Henby's was pretty simple. The usual and great 3-point lighting. One key light coming from above, quite big for soft shadows and stronger than any other light source in the scene. One Skylight with a custom HDRI and low intensity, which works as a Fill Light. Two rim lights coming from the right and the left, to create that light that contours the character. And finally, one last light is used to add that highlight to the eyes. It's positioned and directed right at his eyes and is very subtle.
It is important to set up a cinematic camera and adjust its parameters while viewing through it. That way you can actually see what is going to come out from the renders using the Level Sequence. The viewport itself does not represent the final look.
Some of the post-effects used in the camera's settings were Vignette, Film Grain, Depth of Field and Aperture, Chromatic Aberration, and Exposure. No secret here, just tweak them until you find the visuals you are looking for.
The most important thing when creating a 3-point lighting setup for a character is to have a hierarchy between the lights. The strongest and most important one must be the key light. No other one should be close to its intensity (sometimes the rim lights can be an exception). That is one of the most common mistakes I see from students. Having all light sources equally strong completely kills all shadows.
Another tip is to pay attention to the size of the light source relative to the character. The larger the light, the softer the shadows. But the distance between the character and the light is also relevant. The sun is a massive light source, but it's also super far away, which makes it small in the sky. So from the sun, we get harsh shadows, not soft, despite its size.
The Journey
This character was done with very limited free time for personal reasons. So I had to exercise discipline and work on it every single day for about 1 hour. The pace of improvement was very slow, but steady and constantly challenging, which is the most important thing. However, the total amount of time dedicated to it was about 6 weeks, which is very much reasonable for its complexity.
Being chosen because it had technical challenges all around, the Henby character was demanding on a daily basis.
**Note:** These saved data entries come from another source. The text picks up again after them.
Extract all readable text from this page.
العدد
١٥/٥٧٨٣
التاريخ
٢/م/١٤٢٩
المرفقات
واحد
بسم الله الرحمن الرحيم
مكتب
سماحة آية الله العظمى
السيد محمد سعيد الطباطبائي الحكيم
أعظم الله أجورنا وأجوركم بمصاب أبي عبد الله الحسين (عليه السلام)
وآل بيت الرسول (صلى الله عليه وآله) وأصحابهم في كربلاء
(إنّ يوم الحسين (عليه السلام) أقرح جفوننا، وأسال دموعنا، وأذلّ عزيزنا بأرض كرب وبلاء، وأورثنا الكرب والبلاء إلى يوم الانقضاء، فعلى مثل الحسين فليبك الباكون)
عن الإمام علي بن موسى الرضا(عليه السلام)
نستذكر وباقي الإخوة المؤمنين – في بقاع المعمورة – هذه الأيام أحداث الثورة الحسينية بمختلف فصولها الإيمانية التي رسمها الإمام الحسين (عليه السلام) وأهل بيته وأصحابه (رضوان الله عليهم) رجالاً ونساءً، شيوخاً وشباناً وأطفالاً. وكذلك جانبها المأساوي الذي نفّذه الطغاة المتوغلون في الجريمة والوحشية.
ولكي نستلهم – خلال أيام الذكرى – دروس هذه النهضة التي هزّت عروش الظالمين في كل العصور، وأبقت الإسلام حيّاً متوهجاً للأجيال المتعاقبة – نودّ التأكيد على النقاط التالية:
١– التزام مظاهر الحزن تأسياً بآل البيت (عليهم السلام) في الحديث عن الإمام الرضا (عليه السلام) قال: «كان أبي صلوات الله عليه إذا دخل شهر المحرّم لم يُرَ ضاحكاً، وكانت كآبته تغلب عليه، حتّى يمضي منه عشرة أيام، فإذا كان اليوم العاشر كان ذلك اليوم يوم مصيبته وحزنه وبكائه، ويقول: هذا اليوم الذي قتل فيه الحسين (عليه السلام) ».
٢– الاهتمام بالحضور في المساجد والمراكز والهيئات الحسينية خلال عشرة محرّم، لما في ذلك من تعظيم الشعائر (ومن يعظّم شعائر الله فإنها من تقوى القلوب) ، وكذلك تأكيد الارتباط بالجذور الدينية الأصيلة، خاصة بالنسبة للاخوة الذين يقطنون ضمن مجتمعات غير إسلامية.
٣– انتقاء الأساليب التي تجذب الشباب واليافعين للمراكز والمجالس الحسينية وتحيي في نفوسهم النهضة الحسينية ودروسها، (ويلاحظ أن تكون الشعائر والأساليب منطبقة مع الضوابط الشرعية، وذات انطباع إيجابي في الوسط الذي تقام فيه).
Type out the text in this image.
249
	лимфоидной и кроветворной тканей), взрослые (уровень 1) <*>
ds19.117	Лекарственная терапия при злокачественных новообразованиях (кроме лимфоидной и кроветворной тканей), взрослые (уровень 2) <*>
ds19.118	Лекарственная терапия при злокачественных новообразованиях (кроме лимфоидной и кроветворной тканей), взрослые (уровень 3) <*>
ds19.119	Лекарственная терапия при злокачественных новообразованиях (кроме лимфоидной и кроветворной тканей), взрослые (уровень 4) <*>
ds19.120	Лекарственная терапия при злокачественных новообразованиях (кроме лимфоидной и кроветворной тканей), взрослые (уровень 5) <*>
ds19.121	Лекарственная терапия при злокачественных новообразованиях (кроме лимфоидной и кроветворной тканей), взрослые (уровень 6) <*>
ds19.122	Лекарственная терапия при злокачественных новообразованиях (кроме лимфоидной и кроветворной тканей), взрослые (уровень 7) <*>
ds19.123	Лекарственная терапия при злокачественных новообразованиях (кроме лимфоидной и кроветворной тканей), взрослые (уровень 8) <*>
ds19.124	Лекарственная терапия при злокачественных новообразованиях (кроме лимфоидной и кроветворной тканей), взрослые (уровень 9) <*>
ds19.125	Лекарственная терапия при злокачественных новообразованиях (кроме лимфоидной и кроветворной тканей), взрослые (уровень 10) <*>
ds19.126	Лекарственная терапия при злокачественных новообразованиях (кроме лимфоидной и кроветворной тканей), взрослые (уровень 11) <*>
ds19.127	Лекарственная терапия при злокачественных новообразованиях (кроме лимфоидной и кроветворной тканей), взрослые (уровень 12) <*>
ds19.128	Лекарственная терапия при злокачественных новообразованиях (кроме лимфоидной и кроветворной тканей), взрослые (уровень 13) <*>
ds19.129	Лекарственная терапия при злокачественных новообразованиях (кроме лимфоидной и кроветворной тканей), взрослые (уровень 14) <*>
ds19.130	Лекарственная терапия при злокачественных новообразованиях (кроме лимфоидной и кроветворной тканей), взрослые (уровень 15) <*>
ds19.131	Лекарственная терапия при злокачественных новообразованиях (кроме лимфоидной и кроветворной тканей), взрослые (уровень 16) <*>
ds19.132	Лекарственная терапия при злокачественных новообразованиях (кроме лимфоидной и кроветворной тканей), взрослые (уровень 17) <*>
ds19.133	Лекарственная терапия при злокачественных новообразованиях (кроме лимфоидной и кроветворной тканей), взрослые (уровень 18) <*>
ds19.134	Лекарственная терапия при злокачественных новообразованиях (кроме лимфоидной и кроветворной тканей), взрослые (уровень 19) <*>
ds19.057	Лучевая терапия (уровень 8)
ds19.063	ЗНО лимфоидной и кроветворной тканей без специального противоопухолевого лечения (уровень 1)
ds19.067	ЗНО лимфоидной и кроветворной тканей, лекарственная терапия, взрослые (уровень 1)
But the most challenging parts were the hair (which is the step of the pipeline that I had the least experience with compared to the rest), the skin detailing and texturing because I was practicing brand new techniques, and the UE5 shader and rendering, which were also quite new to me. I was much more used to rendering characters in Marmoset.
My approach is to push myself to the limit and try to do something better than ever before at every step of the process, even if I'm doing something I've done a thousand times. Always keep myself at the edge of my abilities, which is tiresome, but exciting and worthwhile.
Final Thoughts
My most important advice for a beginning Character Artist is to finish portfolio pieces. I see way too many artists spending years making WIPs and never finishing anything. In my understanding, that's a very effective way to get exhausted from your own dream.
If you do not finish personal projects you will have nothing better to add to your portfolio. The probable consequence of that is you'll eventually grow tired of waiting for better jobs to come your way. Being stagnated professionally and always working for bad clients while being poorly paid.
So, finishing personal projects is not an option. If you want to keep loving what you do and doing what you love while getting well paid and growing as a professional, you must finish some personal projects regularly.
Also, when doing your projects give your heart and soul. Keep yourself at the edge. Do not do your projects as if you were washing dishes, mechanically and mindlessly. This is your craft and your dream. Always do your best and be patient. Great rewards come as a result of your true effort.
I hope this was of some use to you. Thank you for reading and happy studying!